Так я пыталась доказать, что я папина дочка. Посовещались всей семьей и решили, что я должна быть в детском коллективе. И меня отвели в детский сад, правда была я там до обеда.
Вечером я демонстрировала свои знания. Очень быстро научилась читать и считать. Я этому радовалась и гордилась перед Вовкой.
А когда он пошел в школу, я устроила такую истерику, что ему пришлось меня взять с собой и посадить за парту. И я весь урок просидела не шелохнувшись.
И еще вспоминаю мой первый счастливый Новый год. Перед этим меня до самого вечера никто не забирал из детсада, сказали, чтобы мою психику не травмировать и душу: они закололи кабана, а мне сказали, что он похудел. Они взяли нового маленького.
На следующий день получаем телеграмму от Ирины Александровны (Светиной мамы)
— «Встречайте». Я как узнала, что она едет, упала перед мамой на колени, заливаясь слезами: «Не отдавайте меня в детдом, я буду слушаться». Меня еле успокоили.
И вот дед с папой привезли елку. А мы с мамой поехали в город покупать подарки. Елку украшали с папой, и он сделал так, что елка стала светиться. Какая это радость.

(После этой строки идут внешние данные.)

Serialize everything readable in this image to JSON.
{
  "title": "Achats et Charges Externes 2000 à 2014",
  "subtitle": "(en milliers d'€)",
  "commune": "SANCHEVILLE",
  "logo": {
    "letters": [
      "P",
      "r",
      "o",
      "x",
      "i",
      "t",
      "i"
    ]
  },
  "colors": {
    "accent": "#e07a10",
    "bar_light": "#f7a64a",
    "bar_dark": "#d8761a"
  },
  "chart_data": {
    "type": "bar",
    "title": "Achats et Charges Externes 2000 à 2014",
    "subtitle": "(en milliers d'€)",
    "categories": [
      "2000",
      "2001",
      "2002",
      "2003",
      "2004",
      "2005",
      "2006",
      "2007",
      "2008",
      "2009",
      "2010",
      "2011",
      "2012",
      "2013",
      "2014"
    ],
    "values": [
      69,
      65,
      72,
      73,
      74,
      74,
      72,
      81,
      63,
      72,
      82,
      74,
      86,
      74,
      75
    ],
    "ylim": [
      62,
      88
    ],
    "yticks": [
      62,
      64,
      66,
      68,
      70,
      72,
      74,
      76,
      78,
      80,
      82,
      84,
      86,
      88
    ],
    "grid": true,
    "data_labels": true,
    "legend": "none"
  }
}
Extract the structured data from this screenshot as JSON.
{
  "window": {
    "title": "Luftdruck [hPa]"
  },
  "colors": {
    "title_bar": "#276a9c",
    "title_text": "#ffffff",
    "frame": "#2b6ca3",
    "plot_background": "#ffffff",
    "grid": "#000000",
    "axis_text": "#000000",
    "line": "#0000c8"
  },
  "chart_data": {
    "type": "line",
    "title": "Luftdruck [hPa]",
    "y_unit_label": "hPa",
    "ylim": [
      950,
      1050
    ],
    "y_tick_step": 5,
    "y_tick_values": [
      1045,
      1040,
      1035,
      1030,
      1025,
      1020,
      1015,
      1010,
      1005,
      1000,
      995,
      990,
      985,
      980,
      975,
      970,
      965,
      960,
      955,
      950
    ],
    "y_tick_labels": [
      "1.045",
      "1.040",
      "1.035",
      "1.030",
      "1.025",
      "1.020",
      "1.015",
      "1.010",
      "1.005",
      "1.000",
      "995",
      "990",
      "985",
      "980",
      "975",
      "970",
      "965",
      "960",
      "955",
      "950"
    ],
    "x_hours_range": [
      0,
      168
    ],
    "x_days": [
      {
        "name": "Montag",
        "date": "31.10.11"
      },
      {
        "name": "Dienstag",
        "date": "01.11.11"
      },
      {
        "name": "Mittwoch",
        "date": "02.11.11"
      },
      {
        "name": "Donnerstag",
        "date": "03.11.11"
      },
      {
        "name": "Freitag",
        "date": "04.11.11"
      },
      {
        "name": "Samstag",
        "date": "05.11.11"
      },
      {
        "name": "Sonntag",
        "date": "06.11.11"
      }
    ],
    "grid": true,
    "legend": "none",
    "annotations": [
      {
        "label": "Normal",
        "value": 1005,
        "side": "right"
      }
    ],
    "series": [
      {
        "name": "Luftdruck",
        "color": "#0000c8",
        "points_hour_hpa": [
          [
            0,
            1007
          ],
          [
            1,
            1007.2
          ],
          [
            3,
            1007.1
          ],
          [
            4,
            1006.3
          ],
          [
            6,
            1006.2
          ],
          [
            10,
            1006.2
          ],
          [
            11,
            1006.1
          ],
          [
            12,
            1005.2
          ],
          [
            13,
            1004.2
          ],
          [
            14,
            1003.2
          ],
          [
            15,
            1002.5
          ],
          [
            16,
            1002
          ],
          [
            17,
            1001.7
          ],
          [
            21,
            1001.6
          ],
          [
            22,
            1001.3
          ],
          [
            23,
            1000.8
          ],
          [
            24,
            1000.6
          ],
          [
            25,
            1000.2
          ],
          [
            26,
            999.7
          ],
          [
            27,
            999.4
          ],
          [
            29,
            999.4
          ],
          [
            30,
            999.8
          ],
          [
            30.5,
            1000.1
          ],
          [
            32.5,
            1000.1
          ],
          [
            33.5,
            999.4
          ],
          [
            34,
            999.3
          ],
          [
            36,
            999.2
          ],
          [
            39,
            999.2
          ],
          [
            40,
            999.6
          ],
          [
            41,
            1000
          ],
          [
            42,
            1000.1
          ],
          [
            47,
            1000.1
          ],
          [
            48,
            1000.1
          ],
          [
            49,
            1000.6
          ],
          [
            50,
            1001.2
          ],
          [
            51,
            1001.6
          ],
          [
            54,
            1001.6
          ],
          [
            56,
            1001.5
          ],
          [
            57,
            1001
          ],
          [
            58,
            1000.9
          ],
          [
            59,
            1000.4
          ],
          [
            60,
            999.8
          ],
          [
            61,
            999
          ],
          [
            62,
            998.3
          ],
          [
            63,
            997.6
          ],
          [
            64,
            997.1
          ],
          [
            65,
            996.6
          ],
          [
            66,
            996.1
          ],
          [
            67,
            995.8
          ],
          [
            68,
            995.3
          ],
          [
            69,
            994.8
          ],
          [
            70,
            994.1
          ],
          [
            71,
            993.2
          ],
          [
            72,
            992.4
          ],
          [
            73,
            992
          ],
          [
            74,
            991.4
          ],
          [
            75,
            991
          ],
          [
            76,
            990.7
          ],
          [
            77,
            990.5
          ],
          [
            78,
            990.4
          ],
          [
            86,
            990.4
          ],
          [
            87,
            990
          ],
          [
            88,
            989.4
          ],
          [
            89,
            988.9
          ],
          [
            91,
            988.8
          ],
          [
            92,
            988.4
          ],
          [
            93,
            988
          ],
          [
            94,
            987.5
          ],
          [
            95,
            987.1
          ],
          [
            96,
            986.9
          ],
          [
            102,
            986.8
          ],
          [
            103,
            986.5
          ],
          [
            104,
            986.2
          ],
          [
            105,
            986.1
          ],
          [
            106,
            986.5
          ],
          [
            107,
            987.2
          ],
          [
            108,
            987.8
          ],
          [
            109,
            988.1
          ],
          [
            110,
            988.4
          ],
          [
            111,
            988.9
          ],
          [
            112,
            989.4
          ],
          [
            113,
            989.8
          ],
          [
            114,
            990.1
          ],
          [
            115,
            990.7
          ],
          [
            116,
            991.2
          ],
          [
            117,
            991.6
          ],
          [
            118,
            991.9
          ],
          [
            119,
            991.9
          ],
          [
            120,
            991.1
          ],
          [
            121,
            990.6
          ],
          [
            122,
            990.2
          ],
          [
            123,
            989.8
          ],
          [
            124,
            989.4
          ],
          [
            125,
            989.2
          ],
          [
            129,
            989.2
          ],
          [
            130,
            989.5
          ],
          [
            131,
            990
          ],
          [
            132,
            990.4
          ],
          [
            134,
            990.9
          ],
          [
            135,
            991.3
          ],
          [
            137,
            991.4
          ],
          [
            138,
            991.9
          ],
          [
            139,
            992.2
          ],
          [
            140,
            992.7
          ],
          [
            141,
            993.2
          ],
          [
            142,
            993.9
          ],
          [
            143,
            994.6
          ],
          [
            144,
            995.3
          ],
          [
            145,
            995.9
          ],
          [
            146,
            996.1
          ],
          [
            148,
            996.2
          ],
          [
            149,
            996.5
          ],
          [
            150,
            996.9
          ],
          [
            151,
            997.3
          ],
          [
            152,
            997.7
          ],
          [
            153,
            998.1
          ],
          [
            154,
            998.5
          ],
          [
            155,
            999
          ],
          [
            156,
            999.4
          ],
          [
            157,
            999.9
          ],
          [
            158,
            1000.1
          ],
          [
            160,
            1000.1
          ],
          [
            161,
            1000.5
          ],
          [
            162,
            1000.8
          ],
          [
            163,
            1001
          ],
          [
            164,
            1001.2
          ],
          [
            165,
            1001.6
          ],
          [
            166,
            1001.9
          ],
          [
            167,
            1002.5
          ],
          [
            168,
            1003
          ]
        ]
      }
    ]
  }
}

Я в новом платье, на столе чего только нет. Меня поставили на табурет, который дедушка мне сделал, и я читала стихи, а потом тетя Надя принесла «Наполеон».
И тут постучал Дед Мороз (папа) и Снегурочка (мама), они раздавали всем подарки. Когда вытащили детское пианино, бабушка сказала: «Дед, придется подсобрать на взрослое пианино».
Я тут же предложила: «Пойдем собирать, я помогу». Какой счастливый это был день! 1-ое сентября. Меня всей семьей провожают в школу.
Училась я хорошо. И все это время переписывалась с Вовкой, обещал, что на выпускной приедет. Он поступил в летное училище, о котором долго мечтал.
Собрались все в зале. Я стою такая нарядная, но очень грустная, — нет моего Володи. И вдруг через весь зал идет Вовка с чемоданом. «Мальвина, я здесь!».
Потом я поступила в городе в медучилище и стала фармацевтом. А вскоре меня направили заведующей аптекой, но я никогда не забывала, что сделали для меня настоящие родители.
И что было бы со мной, если бы меня не забрал тогда опекунский совет и милиция. Я никогда не вспоминала и не искала ту маму.
Мы живем с Вовкой — Владимиром Ивановичем — в мире и согласии, у нас двое детей. А замуж я сама ему предложила. Мы часто ездим к родителям. Побольше бы таких родителей, как мои мама и папа!